Sunday Book Review- The Economic Institutions of Capitalism

As much as I'd like to, we can't limit this column to reviews of important topics like In-N-Out Burger every week. Every once in a while, we have to take a look at the landmark works of Nobel Prize winners. We will not be reviewing The Audacity of Hope. At least not today. However, it is worth taking a look at the work of Oliver Williamson, who shared this year's Nobel Prize in Economics with Elinor Ostram.

Don Boudreax at Cafe Hayek says that Williamson's 1985 book, The Economic Institutions of Capitalism, "remains a classic that repays careful study, even in 2009."

The Academy of Management Review

Oliver Williamson has written the most important book on the corporation since Berle and Means' The Modern Corporation and Private Property. -- Review

Alfred D. Chandler, Jr. Harvard Business School

For a historian concerned with the evolution of modern institutions, this is the most valuable book written by an economist since those of Joseph Schumpeter.

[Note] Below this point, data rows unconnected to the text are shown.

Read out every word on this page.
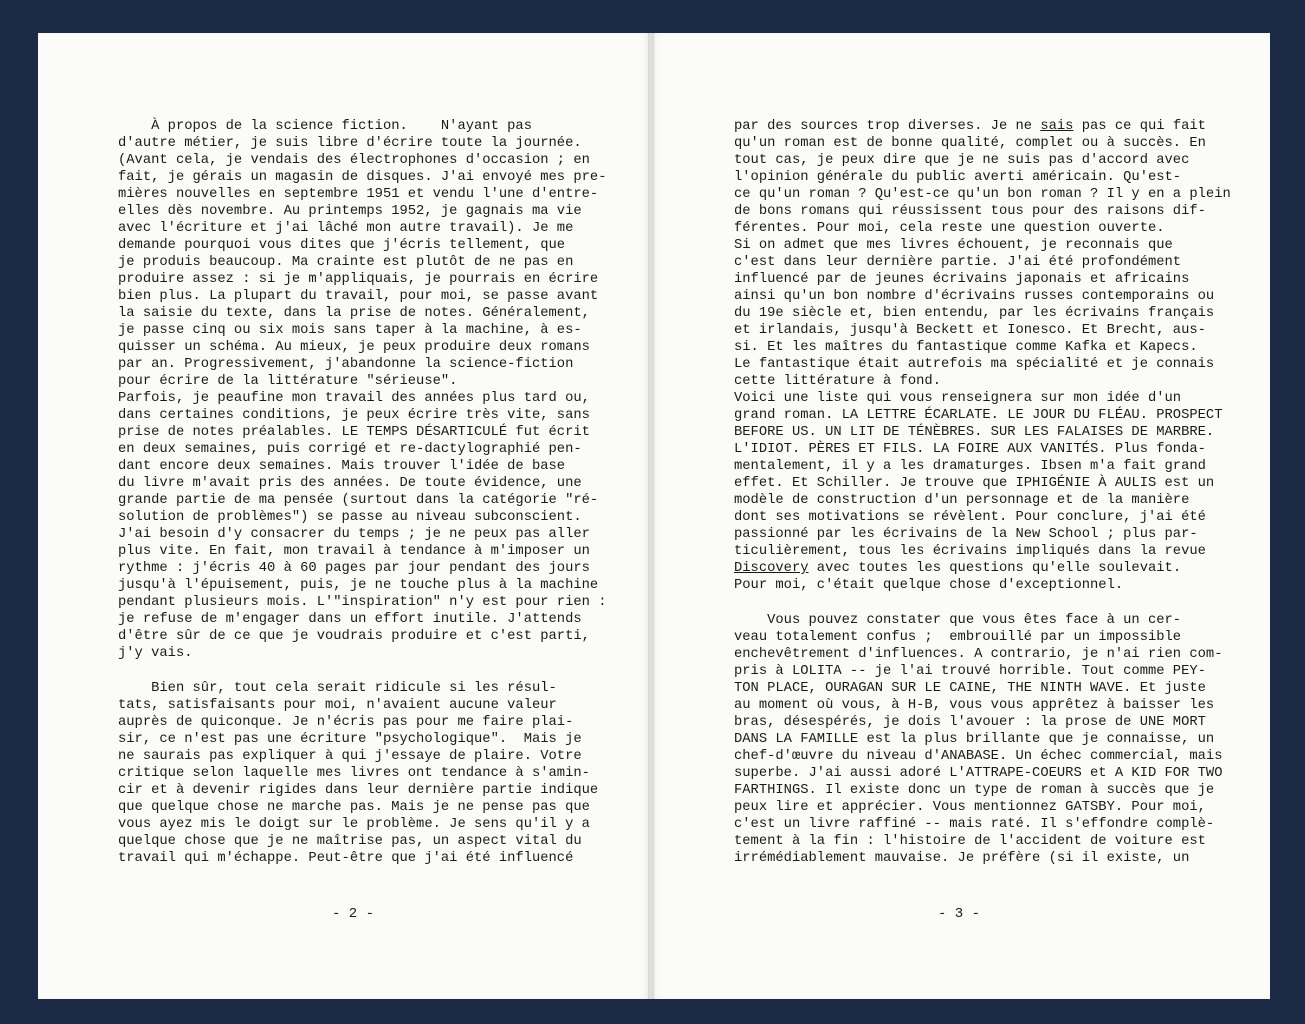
À propos de la science fiction.    N'ayant pas
d'autre métier, je suis libre d'écrire toute la journée.
(Avant cela, je vendais des électrophones d'occasion ; en
fait, je gérais un magasin de disques. J'ai envoyé mes pre-
mières nouvelles en septembre 1951 et vendu l'une d'entre-
elles dès novembre. Au printemps 1952, je gagnais ma vie
avec l'écriture et j'ai lâché mon autre travail). Je me
demande pourquoi vous dites que j'écris tellement, que
je produis beaucoup. Ma crainte est plutôt de ne pas en
produire assez : si je m'appliquais, je pourrais en écrire
bien plus. La plupart du travail, pour moi, se passe avant
la saisie du texte, dans la prise de notes. Généralement,
je passe cinq ou six mois sans taper à la machine, à es-
quisser un schéma. Au mieux, je peux produire deux romans
par an. Progressivement, j'abandonne la science-fiction
pour écrire de la littérature "sérieuse".
Parfois, je peaufine mon travail des années plus tard ou,
dans certaines conditions, je peux écrire très vite, sans
prise de notes préalables. LE TEMPS DÉSARTICULÉ fut écrit
en deux semaines, puis corrigé et re-dactylographié pen-
dant encore deux semaines. Mais trouver l'idée de base
du livre m'avait pris des années. De toute évidence, une
grande partie de ma pensée (surtout dans la catégorie "ré-
solution de problèmes") se passe au niveau subconscient.
J'ai besoin d'y consacrer du temps ; je ne peux pas aller
plus vite. En fait, mon travail à tendance à m'imposer un
rythme : j'écris 40 à 60 pages par jour pendant des jours
jusqu'à l'épuisement, puis, je ne touche plus à la machine
pendant plusieurs mois. L'"inspiration" n'y est pour rien :
je refuse de m'engager dans un effort inutile. J'attends
d'être sûr de ce que je voudrais produire et c'est parti,
j'y vais.
Bien sûr, tout cela serait ridicule si les résul-
tats, satisfaisants pour moi, n'avaient aucune valeur
auprès de quiconque. Je n'écris pas pour me faire plai-
sir, ce n'est pas une écriture "psychologique".  Mais je
ne saurais pas expliquer à qui j'essaye de plaire. Votre
critique selon laquelle mes livres ont tendance à s'amin-
cir et à devenir rigides dans leur dernière partie indique
que quelque chose ne marche pas. Mais je ne pense pas que
vous ayez mis le doigt sur le problème. Je sens qu'il y a
quelque chose que je ne maîtrise pas, un aspect vital du
travail qui m'échappe. Peut-être que j'ai été influencé
par des sources trop diverses. Je ne sais pas ce qui fait
qu'un roman est de bonne qualité, complet ou à succès. En
tout cas, je peux dire que je ne suis pas d'accord avec
l'opinion générale du public averti américain. Qu'est-
ce qu'un roman ? Qu'est-ce qu'un bon roman ? Il y en a plein
de bons romans qui réussissent tous pour des raisons dif-
férentes. Pour moi, cela reste une question ouverte.
Si on admet que mes livres échouent, je reconnais que
c'est dans leur dernière partie. J'ai été profondément
influencé par de jeunes écrivains japonais et africains
ainsi qu'un bon nombre d'écrivains russes contemporains ou
du 19e siècle et, bien entendu, par les écrivains français
et irlandais, jusqu'à Beckett et Ionesco. Et Brecht, aus-
si. Et les maîtres du fantastique comme Kafka et Kapecs.
Le fantastique était autrefois ma spécialité et je connais
cette littérature à fond.
Voici une liste qui vous renseignera sur mon idée d'un
grand roman. LA LETTRE ÉCARLATE. LE JOUR DU FLÉAU. PROSPECT
BEFORE US. UN LIT DE TÉNÈBRES. SUR LES FALAISES DE MARBRE.
L'IDIOT. PÈRES ET FILS. LA FOIRE AUX VANITÉS. Plus fonda-
mentalement, il y a les dramaturges. Ibsen m'a fait grand
effet. Et Schiller. Je trouve que IPHIGÉNIE À AULIS est un
modèle de construction d'un personnage et de la manière
dont ses motivations se révèlent. Pour conclure, j'ai été
passionné par les écrivains de la New School ; plus par-
ticulièrement, tous les écrivains impliqués dans la revue
Discovery avec toutes les questions qu'elle soulevait.
Pour moi, c'était quelque chose d'exceptionnel.
Vous pouvez constater que vous êtes face à un cer-
veau totalement confus ;  embrouillé par un impossible
enchevêtrement d'influences. A contrario, je n'ai rien com-
pris à LOLITA -- je l'ai trouvé horrible. Tout comme PEY-
TON PLACE, OURAGAN SUR LE CAINE, THE NINTH WAVE. Et juste
au moment où vous, à H-B, vous vous apprêtez à baisser les
bras, désespérés, je dois l'avouer : la prose de UNE MORT
DANS LA FAMILLE est la plus brillante que je connaisse, un
chef-d'œuvre du niveau d'ANABASE. Un échec commercial, mais
superbe. J'ai aussi adoré L'ATTRAPE-COEURS et A KID FOR TWO
FARTHINGS. Il existe donc un type de roman à succès que je
peux lire et apprécier. Vous mentionnez GATSBY. Pour moi,
c'est un livre raffiné -- mais raté. Il s'effondre complè-
tement à la fin : l'histoire de l'accident de voiture est
irrémédiablement mauvaise. Je préfère (si il existe, un
- 2 -	- 3 -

Kenneth J. Arrow Nobel Laureate in Economics

[Williamson] works on a much broader canvas than before and demonstrates the power of his approach in understanding such elusive phenomena as contract relations, vertical integration, labor unions, and antitrust law.

Paul L. Joskow, Massachusetts Institute of Technology

An extraordinarily impressive achievement and must reading for all serious students of law, economics, and organization...The Economic Institutions of Capitalism synthesizes Oliver Williamson's extensive work on these subjects with related work of other scholars in a comprehensive and stimulating presentation of the theory and applications of a new institutional economics that is changing the way we think about many issues in law, economics, and organization.